In finance, a dual currency deposit (DCD, also known as Dual Currency Instrument or Dual Currency Product) is a derivative instrument which combines a money market deposit with a currency option to provide a higher yield than that available for a standard deposit. There is a higher risk than with the latter - the depositor can receive less funds than originally deposited and in a different currency. An investor could do a USD/JPY DCD depositing USD and receiving JPY.

==Formal definition==
A dual currency deposit (“DCD”) is a foreign exchange-linked deposit in which the principal can be repaid after being converted into the alternative currency at the strike rate at maturity depending on the spot foreign exchange rate.
If an investor has a view on the initial investment currency a dual currency strategy allows the investor to benefit from higher returns. The returns are higher than the returns on normal deposits in compensation for the higher risks that are associated with DCDs due to being exposed to foreign exchange.

At maturity, if the local currency is weaker than the strike rate, funds will be redeemed in the local currency. If the local currency is stronger, the principal is repaid in the alternative currency, converted at the strike rate. The distance from current exchange rate to “strike” is determined by investor risk appetite: If the client is comfortable with risk the conversion level will be closer to the current level, and the interest payable will be higher as the risk of conversion increases.

==Financial maths==

=== DCD+ ===

The DCD is actually composed of a normal deposit and an option. Normally in the options market the seller of an option is paid before the premium value date or spot date, however in the case of the DCD the client is paid at the end of the deposit period. For this reason some banks offer their clients a product commonly called a DCD+ which includes an interest element to account for this.

Adding this to the deposit redemption-amount means that the amount of currency that will need converting if the option strike is passed at expiry has now increased. So the option face amount needs to be altered to take the extra interest into account.
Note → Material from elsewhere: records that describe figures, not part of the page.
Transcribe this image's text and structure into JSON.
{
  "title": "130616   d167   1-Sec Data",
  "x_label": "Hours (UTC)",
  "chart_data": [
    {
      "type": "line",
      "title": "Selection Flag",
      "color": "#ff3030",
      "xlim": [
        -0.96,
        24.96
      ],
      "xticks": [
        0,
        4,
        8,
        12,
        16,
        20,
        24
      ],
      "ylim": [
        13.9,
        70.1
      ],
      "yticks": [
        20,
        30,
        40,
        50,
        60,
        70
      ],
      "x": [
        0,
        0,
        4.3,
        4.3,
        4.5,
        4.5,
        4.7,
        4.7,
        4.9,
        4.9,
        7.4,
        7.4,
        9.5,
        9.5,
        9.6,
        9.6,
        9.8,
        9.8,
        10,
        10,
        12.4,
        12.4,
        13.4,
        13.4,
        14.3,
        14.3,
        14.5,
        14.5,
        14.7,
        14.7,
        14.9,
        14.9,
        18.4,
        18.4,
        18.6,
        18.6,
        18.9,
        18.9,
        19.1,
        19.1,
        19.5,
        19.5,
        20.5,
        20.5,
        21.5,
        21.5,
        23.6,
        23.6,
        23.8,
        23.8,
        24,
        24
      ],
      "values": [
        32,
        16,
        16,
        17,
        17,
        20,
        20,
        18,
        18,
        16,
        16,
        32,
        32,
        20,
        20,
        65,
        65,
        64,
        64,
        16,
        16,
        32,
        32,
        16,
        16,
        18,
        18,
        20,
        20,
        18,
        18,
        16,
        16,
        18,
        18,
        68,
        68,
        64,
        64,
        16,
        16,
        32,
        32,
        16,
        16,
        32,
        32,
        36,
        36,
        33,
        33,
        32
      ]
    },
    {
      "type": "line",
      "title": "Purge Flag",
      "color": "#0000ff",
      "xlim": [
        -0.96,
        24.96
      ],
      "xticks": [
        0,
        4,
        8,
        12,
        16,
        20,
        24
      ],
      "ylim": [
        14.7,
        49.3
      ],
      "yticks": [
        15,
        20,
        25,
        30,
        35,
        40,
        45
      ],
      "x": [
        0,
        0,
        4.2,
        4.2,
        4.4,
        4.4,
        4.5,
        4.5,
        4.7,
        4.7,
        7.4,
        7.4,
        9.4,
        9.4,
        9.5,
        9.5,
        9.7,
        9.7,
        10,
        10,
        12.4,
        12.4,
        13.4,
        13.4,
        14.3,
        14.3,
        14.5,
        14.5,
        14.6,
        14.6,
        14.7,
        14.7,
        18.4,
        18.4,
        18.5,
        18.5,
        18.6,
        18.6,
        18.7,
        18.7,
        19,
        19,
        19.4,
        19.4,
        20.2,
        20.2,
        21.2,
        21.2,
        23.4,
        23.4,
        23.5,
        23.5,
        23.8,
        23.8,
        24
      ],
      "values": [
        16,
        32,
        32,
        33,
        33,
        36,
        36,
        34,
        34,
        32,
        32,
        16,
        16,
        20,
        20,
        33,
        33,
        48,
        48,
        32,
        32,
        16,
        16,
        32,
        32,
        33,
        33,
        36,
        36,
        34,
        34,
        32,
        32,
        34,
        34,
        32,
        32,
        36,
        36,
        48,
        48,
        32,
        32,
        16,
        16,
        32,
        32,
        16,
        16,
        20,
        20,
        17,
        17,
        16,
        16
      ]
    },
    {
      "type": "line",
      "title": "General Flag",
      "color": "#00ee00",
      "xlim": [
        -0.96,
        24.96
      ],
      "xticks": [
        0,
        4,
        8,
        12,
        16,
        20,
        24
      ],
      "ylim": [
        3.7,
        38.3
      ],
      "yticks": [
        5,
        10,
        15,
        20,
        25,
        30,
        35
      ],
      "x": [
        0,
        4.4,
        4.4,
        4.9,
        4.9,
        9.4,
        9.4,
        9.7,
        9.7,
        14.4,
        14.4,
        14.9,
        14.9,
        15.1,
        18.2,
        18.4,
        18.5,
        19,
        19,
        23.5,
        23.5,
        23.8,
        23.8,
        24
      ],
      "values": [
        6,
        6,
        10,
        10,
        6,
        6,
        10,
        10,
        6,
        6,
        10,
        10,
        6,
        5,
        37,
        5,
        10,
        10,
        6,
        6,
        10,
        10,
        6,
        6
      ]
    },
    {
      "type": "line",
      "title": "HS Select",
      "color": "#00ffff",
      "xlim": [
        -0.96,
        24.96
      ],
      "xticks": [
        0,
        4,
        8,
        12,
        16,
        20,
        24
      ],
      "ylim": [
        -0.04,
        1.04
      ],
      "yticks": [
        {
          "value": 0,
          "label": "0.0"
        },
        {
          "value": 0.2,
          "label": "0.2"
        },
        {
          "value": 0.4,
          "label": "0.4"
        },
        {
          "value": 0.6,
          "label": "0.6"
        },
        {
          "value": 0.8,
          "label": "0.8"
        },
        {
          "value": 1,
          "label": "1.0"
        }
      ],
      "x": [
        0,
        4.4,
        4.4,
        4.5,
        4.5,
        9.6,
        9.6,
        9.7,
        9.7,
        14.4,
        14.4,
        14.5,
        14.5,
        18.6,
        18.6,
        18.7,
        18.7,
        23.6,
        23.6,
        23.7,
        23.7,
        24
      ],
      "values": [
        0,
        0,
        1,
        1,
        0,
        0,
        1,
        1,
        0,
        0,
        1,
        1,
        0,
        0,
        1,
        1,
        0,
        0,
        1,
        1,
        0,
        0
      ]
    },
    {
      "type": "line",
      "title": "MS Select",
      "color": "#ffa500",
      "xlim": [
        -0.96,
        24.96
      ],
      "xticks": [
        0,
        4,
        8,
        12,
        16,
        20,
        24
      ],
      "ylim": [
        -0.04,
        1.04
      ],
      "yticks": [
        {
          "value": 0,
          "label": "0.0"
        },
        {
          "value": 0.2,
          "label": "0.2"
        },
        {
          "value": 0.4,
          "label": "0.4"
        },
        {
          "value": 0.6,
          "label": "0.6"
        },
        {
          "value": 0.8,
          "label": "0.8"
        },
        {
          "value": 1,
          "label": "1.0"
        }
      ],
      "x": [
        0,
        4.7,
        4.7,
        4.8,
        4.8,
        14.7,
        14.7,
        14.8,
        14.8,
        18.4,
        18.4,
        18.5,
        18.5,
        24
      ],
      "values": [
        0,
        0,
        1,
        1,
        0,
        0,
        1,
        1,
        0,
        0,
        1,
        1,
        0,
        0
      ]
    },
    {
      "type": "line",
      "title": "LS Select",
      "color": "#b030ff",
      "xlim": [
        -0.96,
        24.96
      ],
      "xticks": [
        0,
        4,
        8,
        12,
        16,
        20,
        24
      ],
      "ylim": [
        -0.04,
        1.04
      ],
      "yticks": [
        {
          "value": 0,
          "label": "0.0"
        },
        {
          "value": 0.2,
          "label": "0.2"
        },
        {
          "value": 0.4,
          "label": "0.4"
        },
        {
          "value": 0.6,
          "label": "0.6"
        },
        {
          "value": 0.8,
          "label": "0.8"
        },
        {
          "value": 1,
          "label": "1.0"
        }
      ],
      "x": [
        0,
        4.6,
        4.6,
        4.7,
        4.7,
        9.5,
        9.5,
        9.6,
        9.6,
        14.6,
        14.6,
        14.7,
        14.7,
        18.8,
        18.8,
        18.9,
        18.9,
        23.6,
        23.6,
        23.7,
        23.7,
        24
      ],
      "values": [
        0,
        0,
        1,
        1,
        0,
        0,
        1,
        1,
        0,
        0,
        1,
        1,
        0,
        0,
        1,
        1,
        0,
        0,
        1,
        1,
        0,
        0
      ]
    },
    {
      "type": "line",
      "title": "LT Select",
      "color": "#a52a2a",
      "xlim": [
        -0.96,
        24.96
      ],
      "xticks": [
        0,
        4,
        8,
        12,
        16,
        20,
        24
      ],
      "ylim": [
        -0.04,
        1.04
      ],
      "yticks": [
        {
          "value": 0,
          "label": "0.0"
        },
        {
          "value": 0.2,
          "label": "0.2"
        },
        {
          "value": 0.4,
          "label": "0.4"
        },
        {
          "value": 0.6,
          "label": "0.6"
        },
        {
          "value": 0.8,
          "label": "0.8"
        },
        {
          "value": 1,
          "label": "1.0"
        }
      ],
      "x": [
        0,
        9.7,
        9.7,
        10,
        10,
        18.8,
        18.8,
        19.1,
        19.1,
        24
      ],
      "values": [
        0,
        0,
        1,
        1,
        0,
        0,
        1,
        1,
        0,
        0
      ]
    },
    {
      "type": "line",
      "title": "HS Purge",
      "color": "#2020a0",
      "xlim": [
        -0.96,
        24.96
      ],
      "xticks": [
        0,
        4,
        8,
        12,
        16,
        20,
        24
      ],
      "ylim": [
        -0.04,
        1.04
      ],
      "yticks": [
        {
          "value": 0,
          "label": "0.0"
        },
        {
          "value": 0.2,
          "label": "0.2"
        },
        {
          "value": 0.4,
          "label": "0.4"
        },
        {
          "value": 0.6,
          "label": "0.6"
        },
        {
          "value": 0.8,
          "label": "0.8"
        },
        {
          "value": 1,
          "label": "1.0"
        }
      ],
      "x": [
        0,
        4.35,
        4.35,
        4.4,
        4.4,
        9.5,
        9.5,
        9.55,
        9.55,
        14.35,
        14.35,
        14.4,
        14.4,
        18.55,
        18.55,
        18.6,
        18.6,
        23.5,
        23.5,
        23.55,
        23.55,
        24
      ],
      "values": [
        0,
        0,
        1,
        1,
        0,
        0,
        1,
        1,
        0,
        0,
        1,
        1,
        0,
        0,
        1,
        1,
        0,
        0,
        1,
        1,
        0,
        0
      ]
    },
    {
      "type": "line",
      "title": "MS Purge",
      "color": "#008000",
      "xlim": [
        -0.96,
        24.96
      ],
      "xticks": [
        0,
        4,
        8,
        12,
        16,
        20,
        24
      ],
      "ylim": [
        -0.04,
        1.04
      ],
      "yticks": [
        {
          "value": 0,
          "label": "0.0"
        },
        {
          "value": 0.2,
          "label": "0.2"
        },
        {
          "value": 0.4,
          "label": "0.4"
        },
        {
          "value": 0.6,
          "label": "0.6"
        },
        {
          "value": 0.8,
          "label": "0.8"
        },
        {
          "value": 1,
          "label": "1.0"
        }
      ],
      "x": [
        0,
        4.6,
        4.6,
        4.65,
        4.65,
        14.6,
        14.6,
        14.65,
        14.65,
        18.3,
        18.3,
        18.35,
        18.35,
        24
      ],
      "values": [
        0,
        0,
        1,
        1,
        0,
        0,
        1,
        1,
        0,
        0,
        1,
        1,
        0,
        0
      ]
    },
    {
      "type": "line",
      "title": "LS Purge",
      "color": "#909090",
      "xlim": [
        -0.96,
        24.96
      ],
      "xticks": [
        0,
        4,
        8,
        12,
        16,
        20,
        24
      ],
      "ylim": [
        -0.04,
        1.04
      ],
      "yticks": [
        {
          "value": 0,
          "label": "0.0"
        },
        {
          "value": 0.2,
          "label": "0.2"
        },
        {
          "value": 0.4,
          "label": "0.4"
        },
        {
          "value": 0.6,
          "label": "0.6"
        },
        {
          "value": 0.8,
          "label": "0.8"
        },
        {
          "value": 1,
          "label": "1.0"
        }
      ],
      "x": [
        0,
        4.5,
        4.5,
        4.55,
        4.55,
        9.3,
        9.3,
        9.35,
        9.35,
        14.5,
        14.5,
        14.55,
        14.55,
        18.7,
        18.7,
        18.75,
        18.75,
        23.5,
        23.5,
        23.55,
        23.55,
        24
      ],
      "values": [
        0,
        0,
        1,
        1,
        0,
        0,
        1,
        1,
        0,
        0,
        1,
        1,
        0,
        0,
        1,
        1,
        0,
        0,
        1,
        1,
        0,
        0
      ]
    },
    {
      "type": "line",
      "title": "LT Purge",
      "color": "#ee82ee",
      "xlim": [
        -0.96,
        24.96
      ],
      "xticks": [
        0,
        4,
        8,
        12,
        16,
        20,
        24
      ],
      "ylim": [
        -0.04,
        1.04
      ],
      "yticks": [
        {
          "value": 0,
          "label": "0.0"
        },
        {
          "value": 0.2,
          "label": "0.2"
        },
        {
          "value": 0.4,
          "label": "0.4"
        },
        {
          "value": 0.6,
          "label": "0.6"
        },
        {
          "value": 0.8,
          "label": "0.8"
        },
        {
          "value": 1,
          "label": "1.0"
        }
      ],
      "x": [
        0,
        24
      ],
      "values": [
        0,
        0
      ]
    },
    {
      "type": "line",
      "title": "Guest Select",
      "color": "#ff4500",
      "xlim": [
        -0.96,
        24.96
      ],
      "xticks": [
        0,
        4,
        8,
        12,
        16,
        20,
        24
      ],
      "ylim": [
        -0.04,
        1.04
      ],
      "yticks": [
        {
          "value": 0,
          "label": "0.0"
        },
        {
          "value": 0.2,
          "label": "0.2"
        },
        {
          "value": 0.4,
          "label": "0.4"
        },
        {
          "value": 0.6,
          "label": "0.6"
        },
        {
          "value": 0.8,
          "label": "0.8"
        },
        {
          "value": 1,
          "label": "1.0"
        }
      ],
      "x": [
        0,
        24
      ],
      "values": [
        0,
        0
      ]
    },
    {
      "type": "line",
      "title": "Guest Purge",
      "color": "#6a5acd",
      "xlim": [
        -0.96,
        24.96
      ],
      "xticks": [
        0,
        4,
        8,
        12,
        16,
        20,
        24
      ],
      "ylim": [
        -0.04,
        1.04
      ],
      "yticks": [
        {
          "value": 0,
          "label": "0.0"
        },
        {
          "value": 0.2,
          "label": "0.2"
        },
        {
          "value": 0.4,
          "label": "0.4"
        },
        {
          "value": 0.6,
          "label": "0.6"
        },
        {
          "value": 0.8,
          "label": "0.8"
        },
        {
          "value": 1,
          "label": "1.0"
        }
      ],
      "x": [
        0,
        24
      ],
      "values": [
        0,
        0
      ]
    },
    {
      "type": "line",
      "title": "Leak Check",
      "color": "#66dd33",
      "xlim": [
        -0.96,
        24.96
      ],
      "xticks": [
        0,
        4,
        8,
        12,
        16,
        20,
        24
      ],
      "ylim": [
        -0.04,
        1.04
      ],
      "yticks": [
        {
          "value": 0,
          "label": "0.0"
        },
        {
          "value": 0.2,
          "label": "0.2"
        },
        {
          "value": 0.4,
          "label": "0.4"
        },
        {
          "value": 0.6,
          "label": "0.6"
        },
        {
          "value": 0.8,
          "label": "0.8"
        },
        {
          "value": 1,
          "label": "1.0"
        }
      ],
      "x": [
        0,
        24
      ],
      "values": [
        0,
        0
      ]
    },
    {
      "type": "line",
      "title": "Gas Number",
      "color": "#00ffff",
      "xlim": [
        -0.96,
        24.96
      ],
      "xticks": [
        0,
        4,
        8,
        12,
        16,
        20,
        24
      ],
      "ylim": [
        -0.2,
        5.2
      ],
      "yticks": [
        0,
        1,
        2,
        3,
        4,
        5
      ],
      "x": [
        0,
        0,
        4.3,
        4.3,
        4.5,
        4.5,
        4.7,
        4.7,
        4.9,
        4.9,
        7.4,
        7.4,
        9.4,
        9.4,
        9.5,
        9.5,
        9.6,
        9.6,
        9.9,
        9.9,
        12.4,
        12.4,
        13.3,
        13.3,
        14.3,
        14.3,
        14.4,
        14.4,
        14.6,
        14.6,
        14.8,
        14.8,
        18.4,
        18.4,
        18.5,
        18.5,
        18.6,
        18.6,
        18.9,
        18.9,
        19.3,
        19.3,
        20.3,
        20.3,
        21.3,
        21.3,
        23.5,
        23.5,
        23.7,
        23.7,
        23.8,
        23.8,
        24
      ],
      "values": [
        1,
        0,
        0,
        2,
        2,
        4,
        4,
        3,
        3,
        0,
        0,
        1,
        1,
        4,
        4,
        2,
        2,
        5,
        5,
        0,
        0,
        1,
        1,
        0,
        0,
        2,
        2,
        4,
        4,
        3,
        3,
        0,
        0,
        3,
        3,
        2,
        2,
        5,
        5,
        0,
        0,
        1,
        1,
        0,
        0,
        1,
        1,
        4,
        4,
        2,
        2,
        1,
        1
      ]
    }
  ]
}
This affects the premium again, and so on.

To avoid having to compute this to infinity one can use a geometric series with

$a = 1+r\frac{\text{delivery term days}}{\text{currency basis}}$

and

$r = \text{yield of option}$

where yield is the forward value (FV) of the option premium giving a multiplier to change a DCD's option premium to a DCD+ of:

$$\text{multiplier} =
\frac{1+r\frac{\text{delivery term days}}{\text{currency basis}}}{1-y}$$

=== Example of DCI/DCD ===

Sample parameters selected by an investor
- Currency pair: SGD/GBP
- Base currency: Singapore dollars (SGD)
- Alternate currency: British Pound Sterling (GBP)
- Strike rate: Strike rate = 1.9950
- Investment amount: SGD500,000
- Term: 7 days

Other investment parameters determined by product offering institution
- Spot rate: The spot rate at the time of investment is 2.0029
- Applicable yield : 7% per annum

On the expiry date, the reference rate is 2.0017.

Currency of repayment
Since the reference rate on the expiry date (2.0017) is less than the strike rate selected by the investor (1.9950), proceeds will be paid in the base currency (SGD) to the investor on the maturity date. Here, the base currency (SGD) has appreciated no greater than the strike rate selected by the investor.